With the Delta Aquarids meteor shower already underway, the 2016 version of the annual Perseid meteor shower is scheduled to peak on the night of August 11 to 12 and promises to be even more impressive than usual. According to astronomers, observers may see double or even triple the number of shooting stars this year.
A meteor shower occurs when the Earth’s orbit takes it into the path of a comet. The Perseid meteor shower, so-called because the shooting stars appear to come from the part of the sky occupied by the constellation Perseus, consists of particles of debris that originate with the Swift-Tuttle comet. As the Earth passes through the comet’s tail, from about mid-July to mid-August of each year, some of the particles in the cloud of dust and ice ignite as they come into contact with Earth’s atmosphere. The streaks of light, or shooting stars, are really bits of dust burning up in our atmosphere, traveling at a rate of 37 miles or 59 kilometers per second.
The source of the debris responsible for the Delta Aquarids meteor shower remains a mystery. As reported in Gizmodo, there are multiple current theories about which comet produced the trail of debris that appears to originate within the constellation Aquarius.
The Delta Aquarids Meteor Shower
The Delta Aquarids meteor shower is smaller in terms of the rate of shooting stars than the Perseids, and it is already underway.
Visible already since July 12, according to Astronomy Magazine, the Delta Aquarids meteor shower will peak tonight, the night of July 29 to 30. The meteor shower should produce between 15 and 20 shooting stars per hour during the prime viewing hours after midnight.

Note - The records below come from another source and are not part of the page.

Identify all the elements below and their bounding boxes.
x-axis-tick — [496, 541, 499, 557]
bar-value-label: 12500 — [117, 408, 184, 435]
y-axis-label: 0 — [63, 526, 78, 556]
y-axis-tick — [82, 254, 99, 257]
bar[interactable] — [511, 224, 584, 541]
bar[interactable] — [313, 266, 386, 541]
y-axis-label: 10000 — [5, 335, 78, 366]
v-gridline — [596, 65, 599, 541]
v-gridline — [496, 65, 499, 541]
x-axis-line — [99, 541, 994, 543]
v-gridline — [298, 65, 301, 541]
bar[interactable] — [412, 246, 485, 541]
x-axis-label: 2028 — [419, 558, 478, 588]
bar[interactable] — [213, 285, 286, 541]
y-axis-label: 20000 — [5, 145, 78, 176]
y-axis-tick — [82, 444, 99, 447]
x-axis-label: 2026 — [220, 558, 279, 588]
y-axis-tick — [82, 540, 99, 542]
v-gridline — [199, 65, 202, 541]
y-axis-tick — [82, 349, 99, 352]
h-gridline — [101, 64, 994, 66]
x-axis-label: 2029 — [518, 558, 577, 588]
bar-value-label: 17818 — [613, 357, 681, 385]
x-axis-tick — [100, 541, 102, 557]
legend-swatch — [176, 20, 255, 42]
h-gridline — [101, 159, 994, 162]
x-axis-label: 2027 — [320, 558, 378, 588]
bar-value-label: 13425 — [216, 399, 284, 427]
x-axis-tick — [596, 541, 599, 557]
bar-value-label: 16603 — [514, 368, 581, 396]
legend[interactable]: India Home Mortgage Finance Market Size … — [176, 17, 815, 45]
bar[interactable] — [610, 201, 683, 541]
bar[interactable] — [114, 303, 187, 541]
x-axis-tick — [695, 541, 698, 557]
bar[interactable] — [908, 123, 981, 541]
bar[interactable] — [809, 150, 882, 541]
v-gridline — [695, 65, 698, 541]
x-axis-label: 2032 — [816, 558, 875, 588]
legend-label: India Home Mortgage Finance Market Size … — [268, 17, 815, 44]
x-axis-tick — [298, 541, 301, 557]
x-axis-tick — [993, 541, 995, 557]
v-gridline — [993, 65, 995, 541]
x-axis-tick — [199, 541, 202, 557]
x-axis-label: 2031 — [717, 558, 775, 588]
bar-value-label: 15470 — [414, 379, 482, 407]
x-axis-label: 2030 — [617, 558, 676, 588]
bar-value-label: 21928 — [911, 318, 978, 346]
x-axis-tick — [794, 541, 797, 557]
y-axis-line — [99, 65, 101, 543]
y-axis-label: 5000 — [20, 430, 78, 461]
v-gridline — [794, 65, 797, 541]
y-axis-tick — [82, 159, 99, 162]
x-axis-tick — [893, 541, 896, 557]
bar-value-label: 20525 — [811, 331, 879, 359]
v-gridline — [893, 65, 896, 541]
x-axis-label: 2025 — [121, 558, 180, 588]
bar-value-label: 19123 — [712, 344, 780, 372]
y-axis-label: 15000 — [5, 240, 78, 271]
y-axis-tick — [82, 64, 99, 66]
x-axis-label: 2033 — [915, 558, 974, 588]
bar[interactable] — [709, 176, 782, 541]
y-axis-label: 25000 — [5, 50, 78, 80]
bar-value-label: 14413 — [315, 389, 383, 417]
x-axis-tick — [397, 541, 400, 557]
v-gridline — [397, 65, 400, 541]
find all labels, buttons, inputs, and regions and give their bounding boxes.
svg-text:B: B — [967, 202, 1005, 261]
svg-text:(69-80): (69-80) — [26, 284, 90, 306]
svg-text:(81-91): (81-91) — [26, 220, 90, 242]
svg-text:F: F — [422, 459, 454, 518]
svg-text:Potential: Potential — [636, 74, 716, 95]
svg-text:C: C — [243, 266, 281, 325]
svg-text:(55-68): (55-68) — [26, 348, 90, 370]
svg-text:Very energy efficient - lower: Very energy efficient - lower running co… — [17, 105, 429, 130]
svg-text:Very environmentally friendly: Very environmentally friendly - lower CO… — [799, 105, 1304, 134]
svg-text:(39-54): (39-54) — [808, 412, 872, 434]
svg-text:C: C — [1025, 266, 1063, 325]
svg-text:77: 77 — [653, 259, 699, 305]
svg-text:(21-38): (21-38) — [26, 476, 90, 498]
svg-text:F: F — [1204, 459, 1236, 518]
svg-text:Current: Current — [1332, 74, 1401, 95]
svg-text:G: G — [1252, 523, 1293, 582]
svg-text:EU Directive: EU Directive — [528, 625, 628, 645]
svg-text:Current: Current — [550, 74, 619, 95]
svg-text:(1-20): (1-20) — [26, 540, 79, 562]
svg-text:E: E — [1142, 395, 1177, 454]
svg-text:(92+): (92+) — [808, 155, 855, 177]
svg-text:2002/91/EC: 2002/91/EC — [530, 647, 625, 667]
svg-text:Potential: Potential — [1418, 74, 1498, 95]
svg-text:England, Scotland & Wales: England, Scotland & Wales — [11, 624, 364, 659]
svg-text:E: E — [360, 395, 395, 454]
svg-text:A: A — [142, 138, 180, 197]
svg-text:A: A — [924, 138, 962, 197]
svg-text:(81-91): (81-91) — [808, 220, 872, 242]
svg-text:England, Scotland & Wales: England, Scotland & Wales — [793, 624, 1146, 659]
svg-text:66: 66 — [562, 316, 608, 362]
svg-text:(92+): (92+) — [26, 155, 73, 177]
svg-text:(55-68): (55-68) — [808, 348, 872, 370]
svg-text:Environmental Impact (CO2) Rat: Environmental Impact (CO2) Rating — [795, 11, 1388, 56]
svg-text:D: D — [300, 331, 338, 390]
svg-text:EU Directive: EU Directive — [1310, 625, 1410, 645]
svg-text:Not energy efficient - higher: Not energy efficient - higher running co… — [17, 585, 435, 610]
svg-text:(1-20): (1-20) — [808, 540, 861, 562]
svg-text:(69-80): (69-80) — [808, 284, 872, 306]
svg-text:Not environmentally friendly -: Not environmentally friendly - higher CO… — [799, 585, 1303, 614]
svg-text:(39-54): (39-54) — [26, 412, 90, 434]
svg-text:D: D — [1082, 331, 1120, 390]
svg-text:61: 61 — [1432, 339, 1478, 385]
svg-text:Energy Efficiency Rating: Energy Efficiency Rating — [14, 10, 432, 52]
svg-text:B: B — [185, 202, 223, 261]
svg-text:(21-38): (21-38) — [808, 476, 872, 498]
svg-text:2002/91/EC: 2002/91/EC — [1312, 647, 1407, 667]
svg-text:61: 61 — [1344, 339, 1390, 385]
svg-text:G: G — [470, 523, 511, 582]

The shooting stars will seem to originate around a star called Delta (d) Aquarii in the constellation Aquarius, which will climb to its highest point in the southern sky at around 3 a.m. From that so-called radiant, the meteor shower will streak throughout the sky. The Delta Aquarids meteor shower will still be visible in the southeastern part of the sky for a day or two after its peak tonight, albeit at lesser rates. Because the radiant is located fairly low in the southern skies, it will be most visible in the Southern Hemisphere.
The Perseid Meteor Shower And The “Outburst”
The Perseid meteor shower will actually be visible from about August 4 to August 15 or 16. According to the CBC News, the peak viewing time will be between midnight and sunrise on the evening of August 11 to 12 after the moon has set and the constellation Perseus has risen in the sky.
This year’s display is expected to be even more spectacular than usual because of the influence of Jupiter and Saturn. The orbits of these two large planets are influencing the cloud of dust from the Swift-Tuttle comet, essentially clumping the comet’s tail of debris close to earth’s orbit.
Bill Cooke, the head of NASA’s Meteoroid Environment Office, is quoted in Scientific American as saying, “This year, instead of seeing about 80 Perseids per hour, the rate could top 150 and even approach 200 meteors per hour.”
The last time such an “outburst” occurred was in 2009 when it produced about twice the number of shooting stars. However, outbursts in previous years have sometimes resulted in several times the number of shooting stars visible during the Perseid meteor shower.
Even though the Perseid meteors are typically about the size of a grain of sand, they have been known to inflict damage to satellites, particularly during an outburst. In 1993, the Perseid meteor shower outburst actually resulted in permanent damage to the European Space Agency telecommunications satellite known as Olympus. During 2009’s outburst, a collision with a Perseid meteor temporarily caused the Landsat 5 satellite managed by NASA and the U.S. Geological Survey to spin out of control.
How To Watch A Meteor Shower
For best viewing of either meteor shower, it is essential to get away from as much artificial light as possible, generally out of the city and into the suburbs or rural areas. The Delta Aquarids will continue until around August 23, overlapping with the Perseid meteor shower, although visibility will vary around the peak periods.
In the Northern Hemisphere, the Delta Aquarids will originate in the southeastern sky, lower to the horizon and dimmer than the Perseids. The Perseid meteor shower will center around the north or northeastern sky. The Perseid meteor shower will still be visible in the Southern Hemisphere but at a rate of about a third of that visible in northern skies. The Perseid meteor shower will be visible between midnight and dawn anywhere in the world.
Moonlight plays a role in how many shooting stars are viewed from the ground. The Delta Aquarids meteor shower will benefit from a waning crescent moon that becomes a new (dark) moon on August 4. The Perseid meteor shower will become less visible after August 14, with a full moon occurring on August 18.